I know it is tough out there. I made it tough for you so I should know.
Look, I’m not stupid, I am well aware that this virus thingummybob has done its worst already and we know that all these lockdown measures, restrictions and office and business closures we introduced make next to no difference except for ruining our economy.
But the scientific-y medic types with long serious faces who I’ve handed over the reins to conveniently tell me that there is a chance that things might get worse again although there is absolutely no evidence that it’s likely. So that is obviously very scary and I must act, which is why I am determined to continue to make life as difficult for you as possible and ruin your social life, family life, leisure and sports activities, job prospects etc. and make you very worried about your long-term future. I’m sure you can see the benefit of such a thoughtful approach. You cannot be too careful, as the saying goes.
You may have noticed that we listen to only the gloomiest of these medics. It makes sense. If they were more optimistic and wrong then they’d be out of a job (and so might I). Being pessimistic and wrong carries no penalty for them or me so of course they carry on being pessimistic. It’s a win-win. And they, like me, do like winning. It’s not so good for you at the moment but I’m sure you’ll pull through and the hard truth is that your job isn’t as important as mine.

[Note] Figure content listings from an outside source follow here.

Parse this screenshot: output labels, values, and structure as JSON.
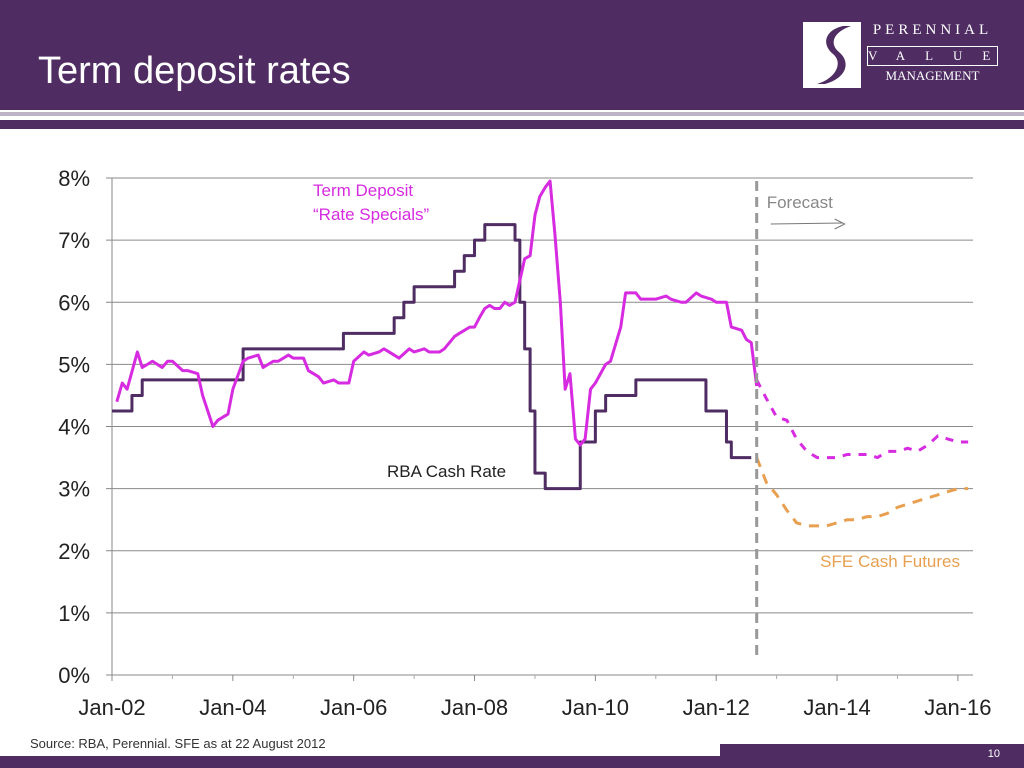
{
  "slide": {
    "title": "Term deposit rates",
    "source": "Source: RBA, Perennial.  SFE as at 22 August 2012",
    "page_number": "10",
    "logo": {
      "line1": "PERENNIAL",
      "line2": "VALUE",
      "line3": "MANAGEMENT"
    }
  },
  "colors": {
    "header": "#4f2d63",
    "term_deposit": "#d62be0",
    "rba": "#4f2d63",
    "sfe": "#e8a050",
    "forecast_line": "#999999"
  },
  "chart_data": {
    "type": "line",
    "title": "",
    "xlabel": "",
    "ylabel": "",
    "x_ticks": [
      "Jan-02",
      "Jan-04",
      "Jan-06",
      "Jan-08",
      "Jan-10",
      "Jan-12",
      "Jan-14",
      "Jan-16"
    ],
    "y_ticks": [
      "0%",
      "1%",
      "2%",
      "3%",
      "4%",
      "5%",
      "6%",
      "7%",
      "8%"
    ],
    "xlim": [
      2002.0,
      2016.25
    ],
    "ylim": [
      0,
      8
    ],
    "grid": "horizontal",
    "forecast_start": 2012.67,
    "annotations": {
      "forecast": "Forecast",
      "term_deposit_label_1": "Term Deposit",
      "term_deposit_label_2": "“Rate Specials”",
      "rba_label": "RBA Cash Rate",
      "sfe_label": "SFE Cash Futures"
    },
    "series": [
      {
        "key": "term_deposit",
        "style": "solid",
        "x": [
          2002.08,
          2002.17,
          2002.25,
          2002.42,
          2002.5,
          2002.67,
          2002.83,
          2002.92,
          2003.0,
          2003.17,
          2003.25,
          2003.42,
          2003.5,
          2003.67,
          2003.75,
          2003.92,
          2004.0,
          2004.17,
          2004.25,
          2004.42,
          2004.5,
          2004.67,
          2004.75,
          2004.92,
          2005.0,
          2005.17,
          2005.25,
          2005.42,
          2005.5,
          2005.67,
          2005.75,
          2005.92,
          2006.0,
          2006.17,
          2006.25,
          2006.42,
          2006.5,
          2006.67,
          2006.75,
          2006.92,
          2007.0,
          2007.17,
          2007.25,
          2007.42,
          2007.5,
          2007.67,
          2007.75,
          2007.92,
          2008.0,
          2008.08,
          2008.17,
          2008.25,
          2008.33,
          2008.42,
          2008.5,
          2008.58,
          2008.67,
          2008.75,
          2008.83,
          2008.92,
          2009.0,
          2009.08,
          2009.17,
          2009.25,
          2009.33,
          2009.42,
          2009.5,
          2009.58,
          2009.67,
          2009.75,
          2009.83,
          2009.92,
          2010.0,
          2010.17,
          2010.25,
          2010.42,
          2010.5,
          2010.67,
          2010.75,
          2010.92,
          2011.0,
          2011.17,
          2011.25,
          2011.42,
          2011.5,
          2011.67,
          2011.75,
          2011.92,
          2012.0,
          2012.17,
          2012.25,
          2012.42,
          2012.5,
          2012.58,
          2012.67
        ],
        "values": [
          4.4,
          4.7,
          4.6,
          5.2,
          4.95,
          5.05,
          4.95,
          5.05,
          5.05,
          4.9,
          4.9,
          4.85,
          4.5,
          4.0,
          4.1,
          4.2,
          4.6,
          5.05,
          5.1,
          5.15,
          4.95,
          5.05,
          5.05,
          5.15,
          5.1,
          5.1,
          4.9,
          4.8,
          4.7,
          4.75,
          4.7,
          4.7,
          5.05,
          5.2,
          5.15,
          5.2,
          5.25,
          5.15,
          5.1,
          5.25,
          5.2,
          5.25,
          5.2,
          5.2,
          5.25,
          5.45,
          5.5,
          5.6,
          5.6,
          5.75,
          5.9,
          5.95,
          5.9,
          5.9,
          6.0,
          5.95,
          6.0,
          6.35,
          6.7,
          6.75,
          7.4,
          7.7,
          7.85,
          7.95,
          7.1,
          6.0,
          4.6,
          4.85,
          3.8,
          3.7,
          3.8,
          4.6,
          4.7,
          5.0,
          5.05,
          5.6,
          6.15,
          6.15,
          6.05,
          6.05,
          6.05,
          6.1,
          6.05,
          6.0,
          6.0,
          6.15,
          6.1,
          6.05,
          6.0,
          6.0,
          5.6,
          5.55,
          5.4,
          5.35,
          4.65
        ]
      },
      {
        "key": "term_deposit_forecast",
        "style": "dashed",
        "x": [
          2012.67,
          2012.83,
          2013.0,
          2013.17,
          2013.33,
          2013.5,
          2013.67,
          2013.83,
          2014.0,
          2014.17,
          2014.33,
          2014.5,
          2014.67,
          2014.83,
          2015.0,
          2015.17,
          2015.33,
          2015.5,
          2015.67,
          2015.83,
          2016.0,
          2016.17
        ],
        "values": [
          4.75,
          4.45,
          4.15,
          4.1,
          3.8,
          3.6,
          3.5,
          3.5,
          3.5,
          3.55,
          3.55,
          3.55,
          3.5,
          3.6,
          3.6,
          3.65,
          3.6,
          3.7,
          3.85,
          3.8,
          3.75,
          3.75
        ]
      },
      {
        "key": "rba",
        "style": "solid",
        "x": [
          2002.0,
          2002.17,
          2002.33,
          2002.5,
          2002.67,
          2002.83,
          2003.0,
          2003.17,
          2003.33,
          2003.5,
          2003.67,
          2003.83,
          2004.0,
          2004.17,
          2004.33,
          2004.5,
          2004.67,
          2004.83,
          2005.0,
          2005.17,
          2005.33,
          2005.5,
          2005.67,
          2005.83,
          2006.0,
          2006.17,
          2006.33,
          2006.5,
          2006.67,
          2006.83,
          2007.0,
          2007.17,
          2007.33,
          2007.5,
          2007.67,
          2007.83,
          2008.0,
          2008.17,
          2008.33,
          2008.5,
          2008.67,
          2008.75,
          2008.83,
          2008.92,
          2009.0,
          2009.08,
          2009.17,
          2009.25,
          2009.42,
          2009.58,
          2009.75,
          2009.83,
          2010.0,
          2010.17,
          2010.33,
          2010.5,
          2010.67,
          2010.83,
          2011.0,
          2011.17,
          2011.33,
          2011.5,
          2011.67,
          2011.83,
          2012.0,
          2012.17,
          2012.25,
          2012.42,
          2012.58
        ],
        "values": [
          4.25,
          4.25,
          4.5,
          4.75,
          4.75,
          4.75,
          4.75,
          4.75,
          4.75,
          4.75,
          4.75,
          4.75,
          4.75,
          5.25,
          5.25,
          5.25,
          5.25,
          5.25,
          5.25,
          5.25,
          5.25,
          5.25,
          5.25,
          5.5,
          5.5,
          5.5,
          5.5,
          5.5,
          5.75,
          6.0,
          6.25,
          6.25,
          6.25,
          6.25,
          6.5,
          6.75,
          7.0,
          7.25,
          7.25,
          7.25,
          7.0,
          6.0,
          5.25,
          4.25,
          3.25,
          3.25,
          3.0,
          3.0,
          3.0,
          3.0,
          3.75,
          3.75,
          4.25,
          4.5,
          4.5,
          4.5,
          4.75,
          4.75,
          4.75,
          4.75,
          4.75,
          4.75,
          4.75,
          4.25,
          4.25,
          3.75,
          3.5,
          3.5,
          3.5
        ]
      },
      {
        "key": "sfe",
        "style": "dashed",
        "x": [
          2012.67,
          2012.83,
          2013.0,
          2013.17,
          2013.33,
          2013.5,
          2013.67,
          2013.83,
          2014.0,
          2014.17,
          2014.33,
          2014.5,
          2014.67,
          2014.83,
          2015.0,
          2015.17,
          2015.33,
          2015.5,
          2015.67,
          2015.83,
          2016.0,
          2016.17
        ],
        "values": [
          3.5,
          3.1,
          2.9,
          2.65,
          2.45,
          2.4,
          2.4,
          2.4,
          2.45,
          2.5,
          2.5,
          2.55,
          2.55,
          2.6,
          2.7,
          2.75,
          2.8,
          2.85,
          2.9,
          2.95,
          3.0,
          3.0
        ]
      }
    ]
  }
}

It’s very clear to me why it is useful allowing these hopeless modellers and boffins with no experience of the real world to rule the roost, and why although they are discredited we listen to them and encourage them to pop up on the telly and radio all the time.
I’ll tell you why. Victory, that’s why. I like victory and I like victorious people. That’s why I wrote a biography of Churchill. I like the feeling of victory and the way to get it is to constantly talk about a battle even if you must make one up. The war on terror was a bit like that and look how well that went.
My battle with Covid is huge and I’m uniquely qualified to know what to do because I’ve had it. You see, having the disease gives me special insight into the economic effect of the lockdown, the cost of ruining your welfare and of making you miserable and scared. Everyone believes me, so being a victim has helped me enormously. You should try being one yourself, it really helps you get on in life.
If we waste billions of pounds of your money pretending we can eliminate the virus which most experts say can’t be eliminated, just like we can’t eliminate cold and flu viruses, but luckily is pretty harmless to 99.5 per cent of the population, I can declare a victory and prepare for the next battle. You will suffer but in a great cause. That cause is victory.
Even now you may still be wondering why I take a blind bit of notice of these eggheads when they have been so utterly wrong, and I’m going to level with you and be completely honest. It makes life a hell of a lot easier for the government if people are compliant – and we do believe in compliancy as you can see by our stream of announcements about what you must do, on pain of fines or being branded a pariah by the compliants.
The best way to make you all compliant – I mean do the right thing of course – is to scare you with tales of horror and imply you might be causing death of grannies (or more likely grandpas) if you don’t wear a mask at work or in Tesco. The eggheads are brilliant on horror. One tweak of the model and the death rate forecast goes into the hundreds of thousands. I don’t need to say anything except well done chaps.
It makes life easier for us without a proper Parliament, it saves time not having to make an assessment of the damage being done by our strong measures and who wants to be accountable when it might mean you can’t change your mind every day and make your lives more interesting by not telling you whether you can come back from holiday without fearing for your job because of quarantine.
You may also be wondering why we (and I include my media friends here) don’t tell you that the increase in cases that we have seen recently mainly comes from more testing or that almost none of those people actually get seriously ill. Simple: that would make the job of making you compliant and put up with the lower standing of living that we are causing just that bit more difficult. What would be the point of that?
To top that, about a dozen more people having tested positive for Covid around Manchester led us to lockdown three and a half million in the whole of the Greater Manchester area and we didn’t even have to justify it or assess the cost. Now that’s what I call being decisive, and the lack of accountability that comes with it is hugely underrated.
What could be more fun than waking up in the morning and changing the rules about how you live your lives on my whim? I love it and the media love it because a scare story is all they care about. I should know, I worked in the media for years. That’s why media folk wanted more lockdowns and quarantines and wouldn’t give you a positive story if they were being branded with hot irons.
It’s been tough but you must admit we have protected the NHS. We’ve scared everybody away from hospitals and actively discouraged contact with doctors’ surgeries. There is no overcrowding and hospitals and doctors are happily less busy. With the sudden drop in cancer testing and diagnosis and seemingly reduced prevalence of heart disease it must mean these diseases are becoming less common, which is great.
Public transport is much safer because there is hardly anyone on it and my friend the Mayor of London says you shouldn’t use it unless you absolutely have to. Happily his message is working and if lots of jobs will be lost it is likely to be even less crowded. A win-win again. He must be incredibly pleased.
So compliance with all these sensible measures has benefits. Try to enjoy them – without travelling on trains, buses, planes, being physically close to anyone, or going to pubs, cinemas, working in an office or much else frankly.